For those of us who experience palpitations as a result of adrenalin increases, they Are not considered serious and can happen very frequently.If they occur for other reasons, for examples whilst the person is at rest, or are accompanied by chest tightening, shortness of breath or dizziness, it is advised that this is discussed with your GP whop may order some tests to discover if there is an under lying cause.

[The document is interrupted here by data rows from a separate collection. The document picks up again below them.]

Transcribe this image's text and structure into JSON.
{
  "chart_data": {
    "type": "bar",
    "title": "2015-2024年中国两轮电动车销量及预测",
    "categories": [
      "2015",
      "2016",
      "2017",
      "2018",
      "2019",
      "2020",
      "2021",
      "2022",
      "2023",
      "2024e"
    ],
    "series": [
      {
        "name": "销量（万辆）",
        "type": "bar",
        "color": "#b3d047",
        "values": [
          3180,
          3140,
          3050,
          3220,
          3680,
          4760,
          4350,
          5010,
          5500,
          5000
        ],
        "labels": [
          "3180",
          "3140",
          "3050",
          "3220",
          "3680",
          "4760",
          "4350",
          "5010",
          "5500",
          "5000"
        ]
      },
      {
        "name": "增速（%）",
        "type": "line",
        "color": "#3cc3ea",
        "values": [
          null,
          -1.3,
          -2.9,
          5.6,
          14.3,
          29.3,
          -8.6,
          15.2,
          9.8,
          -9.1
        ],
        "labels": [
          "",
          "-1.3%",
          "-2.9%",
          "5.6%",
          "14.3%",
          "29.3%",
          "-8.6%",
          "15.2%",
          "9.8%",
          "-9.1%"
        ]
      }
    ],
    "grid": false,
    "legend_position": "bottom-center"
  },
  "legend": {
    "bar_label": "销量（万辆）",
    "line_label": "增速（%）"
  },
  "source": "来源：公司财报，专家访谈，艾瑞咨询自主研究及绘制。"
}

These tests can include simply listening to the heart with a stethoscope, an electrocardiogram (ECG) or some blood tests to check for thyroid function and some enzymes in the blood.If you experience palpitations, severe chest pain and breathlessness at the same time, seek medical advice as soon as possible to ensure this is not severe angina or a heart attack.

Treating Palpitations.

Some instances of palpitations can be overcome by making some simple dietary changes, others can be treated by reducing stress levels or by being moderate with exercise and not over doing it. Immediate treatment includes resting and deep breathing to try and relax the body and reduce adrenalin surges.For those who have an underlying condition causing the palpitations, drug therapies or medical intervention may be necessary to help reduce them.Beta-blockers may be used to help regulate the heart rhythm, whilst others may benefit from the use of cardioversion whereby the heart rhythm is corrected using electrical impulses administered under general anaesthetic.

Palpitations are extremely common and are harmless in the majority of circumstances, but for a few people, they may indicate a more serious condition that will need investigation or medical treatment.